Lord John Krebs, chair of the CCC’s adaptation sub-committee says,
“What we now think of as an extremely hot summer, where people are dying of heat stress and it is extremely uncomfortable in homes, hospitals and much of transport, that is likely to be a typical summer by the middle of the century and would be a cool summer in the 2080s,”
Taken from ClimateReality.org
This prediction is based on what the UK’s future could look like if the 2015 Paris Agreement on tackling climate change isn’t ‘fully delivered’.
Climate Change and the Impact on Health
The UK’s temperate climate has protected it from some of the nastier insect and animal borne disease that we see in Europe and beyond but warmer temperatures could bring mosquitoes to Britain with fears that malaria and the Zika virus could come, too. The Department of Health announced its spending £56 million to research the consequences of climate change on public health.
If dangerous insect borne diseases were to make their way to the UK, it would be additional strain on health services. Again, the young and elderly would be at particular risk.
ClimateChange.org writes that urban areas can be particularly problematic as they’re often located on low-lying areas or near to the ‘mouths of major rivers’ putting people at increased risk of rising sea levels and flooding. Waterborne disease is a problem in flooded areas and so too is the destruction of property and food shortages.
The social and economic impacts of climate change often go together. If you can’t get to a job because the infrastructure is too badly damaged or if you’re struggling to afford rising food costs or if you have no electricity, then this affects your ability to support yourself and family, leading to increased poverty and then a higher vulnerability to the consequences of future climate change related problems.
Flooding in Coastal Areas
Coastal towns tend to have higher populations of elderly people and vagrants and rising sea levels make flooding, the destruction of property and the disruption of services more likely. This could mean people’s ability to access healthcare or support.
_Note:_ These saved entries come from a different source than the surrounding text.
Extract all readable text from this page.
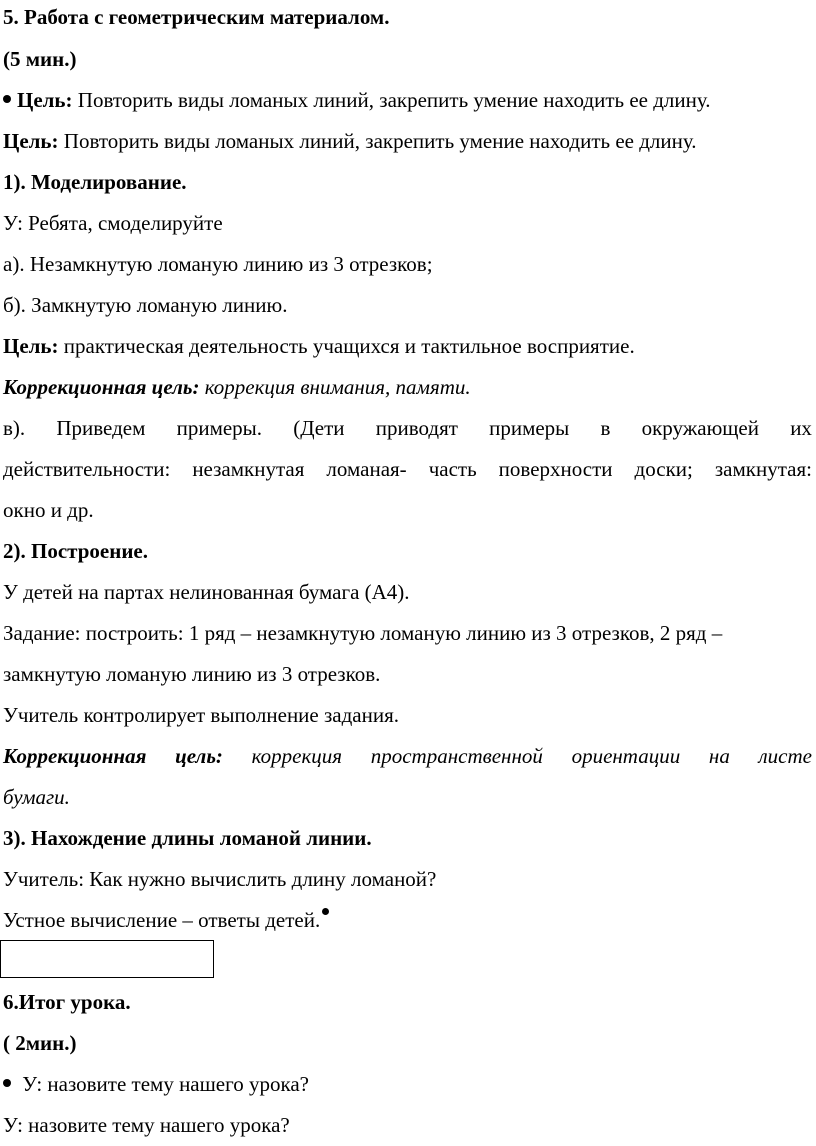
5. Работа с геометрическим материалом.
(5 мин.)
Цель: Повторить виды ломаных линий, закрепить умение находить ее длину.
Цель: Повторить виды ломаных линий, закрепить умение находить ее длину.
1). Моделирование.
У: Ребята, смоделируйте
а). Незамкнутую ломаную линию из 3 отрезков;
б). Замкнутую ломаную линию.
Цель: практическая деятельность учащихся и тактильное восприятие.
Коррекционная цель: коррекция внимания, памяти.
в). Приведем примеры. (Дети приводят примеры в окружающей их
действительности: незамкнутая ломаная- часть поверхности доски; замкнутая:
окно и др.
2). Построение.
У детей на партах нелинованная бумага (А4).
Задание: построить: 1 ряд – незамкнутую ломаную линию из 3 отрезков, 2 ряд –
замкнутую ломаную линию из 3 отрезков.
Учитель контролирует выполнение задания.
Коррекционная цель: коррекция пространственной ориентации на листе
бумаги.
3). Нахождение длины ломаной линии.
Учитель: Как нужно вычислить длину ломаной?
Устное вычисление – ответы детей.
6.Итог урока.
( 2мин.)
У: назовите тему нашего урока?
У: назовите тему нашего урока?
It could make travel more difficult leaving people isolated in rural or remote areas.
Coastal towns and villages often rely on tourism and visitors but this could be undermined by damage, disease or associations of danger.
Heat in Urban Areas
People living in urban areas are at risk of rising temperatures.
Urban heat island effect is a term used to describe how the temperature is often higher in cities than in surrounding rural areas. Buildings and pavements ‘absorb, store and radiate heat’ which makes the environment hotter. Many office blocks and homes aren’t built to keep heat out (the UK has been far more concerned historically with keeping the heat in).
Working and living in cities like London, Birmingham or Manchester in extreme heat could become physically intolerable. The NHS can expect more hospital admissions, too, but will also be facing the problem of keeping patients cool inside its hospitals and care facilities.
Movement of People and Goods
Flooding and extreme heat can cripple the infrastructure making it difficult to move people and goods around the country; this not only has a social impact – people trying to get to work, to get to schools or to visit friends and family or access public services – but there’s also an economic impact: running a business could be more difficult particularly if you’re relying on a UK supply chain. Flooding can wash away roads and tracks. Excessive snowfall and high winds can close airports.
The social impact of climate change shouldn’t be underestimated. Some of the poorest and most vulnerable people in society are likely to suffer first and suffer hardest.
But climate change will make all of us vulnerable.
The UK is going to have to start living with the effects of climate change. The impact will be felt environmentally, politically, economically and socially. It’s important that we work to lessen that impact both for ourselves, our businesses and for future generations.